Well, the obvious question is whether or not you got a list of sessions which had not yet attached and, if so, what were those sessions and what were they doing.

It does make me wonder if there is a potential problem, one which might be more apparent with AppServer. If a user session where the user leaves the session in a static state and goes to lunch presents a block and one needs to either kill that session or wait for it to become active, then it would seem like an inactive AppServer session might present the same issues. If so, then trying to make the change at midnight could be the worst time to try. I might also mean that having excess agents would provide a more or less permanent obstacle.

Might one come up with a tool that systematically exercised all agents?

Posted by Richard Banville on 19-Mar-2009 08:28

It looks as though those are all self service connections. As was already replied, self service connections will attempt to connect to the newly added shared memory segment the next time they "cross the DBMS line". In other words, they need to be active to do this.

All servers will connect to the newly added shared memory segments within 3 seconds. This includes shared memory connected app servers, secondary brokers, "regular" servers, etc.

Realize that once the self service connections have connected to the database they downgrade their suid privileges and only have their user privileges. If the user privileges are not sufficient to connect to the newly added shared memory segment then the increaseto cannot continue until they logoff. The new shm segments have the same permissions as the .db file of the database. (It is my understanding that increaseto does not support the group uid as does the CONNECT statement - that has been filed as a bug).

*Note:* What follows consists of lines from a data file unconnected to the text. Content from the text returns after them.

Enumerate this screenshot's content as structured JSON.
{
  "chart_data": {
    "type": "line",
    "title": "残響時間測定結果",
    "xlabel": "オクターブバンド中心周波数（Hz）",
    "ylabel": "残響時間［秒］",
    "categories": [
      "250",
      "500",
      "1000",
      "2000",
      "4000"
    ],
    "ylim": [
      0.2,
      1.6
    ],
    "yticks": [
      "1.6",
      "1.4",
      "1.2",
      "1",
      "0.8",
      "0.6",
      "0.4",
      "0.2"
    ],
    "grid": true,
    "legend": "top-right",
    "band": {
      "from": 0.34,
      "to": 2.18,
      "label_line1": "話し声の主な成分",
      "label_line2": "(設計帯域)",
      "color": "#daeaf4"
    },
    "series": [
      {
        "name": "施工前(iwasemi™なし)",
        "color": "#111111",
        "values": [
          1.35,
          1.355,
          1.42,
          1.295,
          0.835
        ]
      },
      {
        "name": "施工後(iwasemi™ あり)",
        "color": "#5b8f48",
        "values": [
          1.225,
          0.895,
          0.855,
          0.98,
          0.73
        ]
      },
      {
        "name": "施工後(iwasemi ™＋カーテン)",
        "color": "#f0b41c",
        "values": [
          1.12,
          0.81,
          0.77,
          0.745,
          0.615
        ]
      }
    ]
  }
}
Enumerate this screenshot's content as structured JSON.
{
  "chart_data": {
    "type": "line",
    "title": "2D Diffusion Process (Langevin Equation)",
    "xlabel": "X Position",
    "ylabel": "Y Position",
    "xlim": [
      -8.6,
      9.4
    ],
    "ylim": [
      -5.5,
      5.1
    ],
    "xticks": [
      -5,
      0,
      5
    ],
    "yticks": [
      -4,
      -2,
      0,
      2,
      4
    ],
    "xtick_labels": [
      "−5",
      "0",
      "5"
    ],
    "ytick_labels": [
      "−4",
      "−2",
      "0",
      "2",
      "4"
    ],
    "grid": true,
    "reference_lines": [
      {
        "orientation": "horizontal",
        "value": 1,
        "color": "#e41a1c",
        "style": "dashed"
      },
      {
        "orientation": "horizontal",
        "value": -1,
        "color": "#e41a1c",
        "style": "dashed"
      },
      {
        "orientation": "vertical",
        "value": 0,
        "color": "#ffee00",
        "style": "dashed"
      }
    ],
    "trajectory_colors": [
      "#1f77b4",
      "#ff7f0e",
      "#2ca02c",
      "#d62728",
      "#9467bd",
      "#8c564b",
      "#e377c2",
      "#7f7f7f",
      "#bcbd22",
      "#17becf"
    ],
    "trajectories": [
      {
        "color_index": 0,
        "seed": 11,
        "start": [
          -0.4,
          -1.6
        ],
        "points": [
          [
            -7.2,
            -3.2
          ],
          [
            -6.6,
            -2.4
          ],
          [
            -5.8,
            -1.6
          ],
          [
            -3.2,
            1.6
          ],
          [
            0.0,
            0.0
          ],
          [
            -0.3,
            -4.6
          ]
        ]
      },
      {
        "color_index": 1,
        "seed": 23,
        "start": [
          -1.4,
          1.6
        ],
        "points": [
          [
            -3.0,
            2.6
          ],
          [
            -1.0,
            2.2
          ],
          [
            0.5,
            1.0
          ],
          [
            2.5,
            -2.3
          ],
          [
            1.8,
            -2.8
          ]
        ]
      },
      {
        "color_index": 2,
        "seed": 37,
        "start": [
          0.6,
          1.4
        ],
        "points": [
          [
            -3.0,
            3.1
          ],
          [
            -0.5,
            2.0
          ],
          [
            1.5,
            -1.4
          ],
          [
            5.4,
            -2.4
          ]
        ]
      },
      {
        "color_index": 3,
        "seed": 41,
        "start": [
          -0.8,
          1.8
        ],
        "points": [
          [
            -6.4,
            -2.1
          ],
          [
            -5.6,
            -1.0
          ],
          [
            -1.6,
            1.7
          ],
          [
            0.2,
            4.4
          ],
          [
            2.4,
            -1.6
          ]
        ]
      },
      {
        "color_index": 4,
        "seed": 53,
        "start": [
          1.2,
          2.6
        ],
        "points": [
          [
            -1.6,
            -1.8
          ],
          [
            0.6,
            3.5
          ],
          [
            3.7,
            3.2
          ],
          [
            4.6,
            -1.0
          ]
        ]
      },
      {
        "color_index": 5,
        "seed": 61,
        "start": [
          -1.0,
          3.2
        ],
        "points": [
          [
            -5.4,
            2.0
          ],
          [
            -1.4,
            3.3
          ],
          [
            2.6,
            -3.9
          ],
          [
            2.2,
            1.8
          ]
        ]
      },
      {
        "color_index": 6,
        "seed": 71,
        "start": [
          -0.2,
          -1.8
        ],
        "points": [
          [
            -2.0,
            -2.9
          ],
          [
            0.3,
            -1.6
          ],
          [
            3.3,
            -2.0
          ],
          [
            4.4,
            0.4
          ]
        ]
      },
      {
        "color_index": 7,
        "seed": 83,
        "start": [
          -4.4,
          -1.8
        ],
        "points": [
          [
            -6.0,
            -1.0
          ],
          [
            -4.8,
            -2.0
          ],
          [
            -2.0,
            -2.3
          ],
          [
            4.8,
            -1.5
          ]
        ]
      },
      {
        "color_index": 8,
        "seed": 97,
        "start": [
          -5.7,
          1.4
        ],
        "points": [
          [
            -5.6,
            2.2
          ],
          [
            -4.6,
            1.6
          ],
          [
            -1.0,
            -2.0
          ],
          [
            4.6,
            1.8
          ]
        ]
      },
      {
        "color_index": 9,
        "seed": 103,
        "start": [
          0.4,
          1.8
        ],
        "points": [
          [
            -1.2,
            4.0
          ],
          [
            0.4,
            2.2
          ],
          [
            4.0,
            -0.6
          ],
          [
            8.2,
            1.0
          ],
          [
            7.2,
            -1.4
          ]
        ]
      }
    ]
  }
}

In your example, you exited the increaseto. At the point you exited, the increaseto has allocated a new shared memory segment but wass not using it yet. If over time, those self service connections disconnect and re-connect, they will be connected to this newly added shm segment (as will any other new connection), even after the increaseto was cancelled. If you were to re-run the increase to at a later time, chances are that it will complete without a problem because all self service connections are probably connected to the newly added shm segement.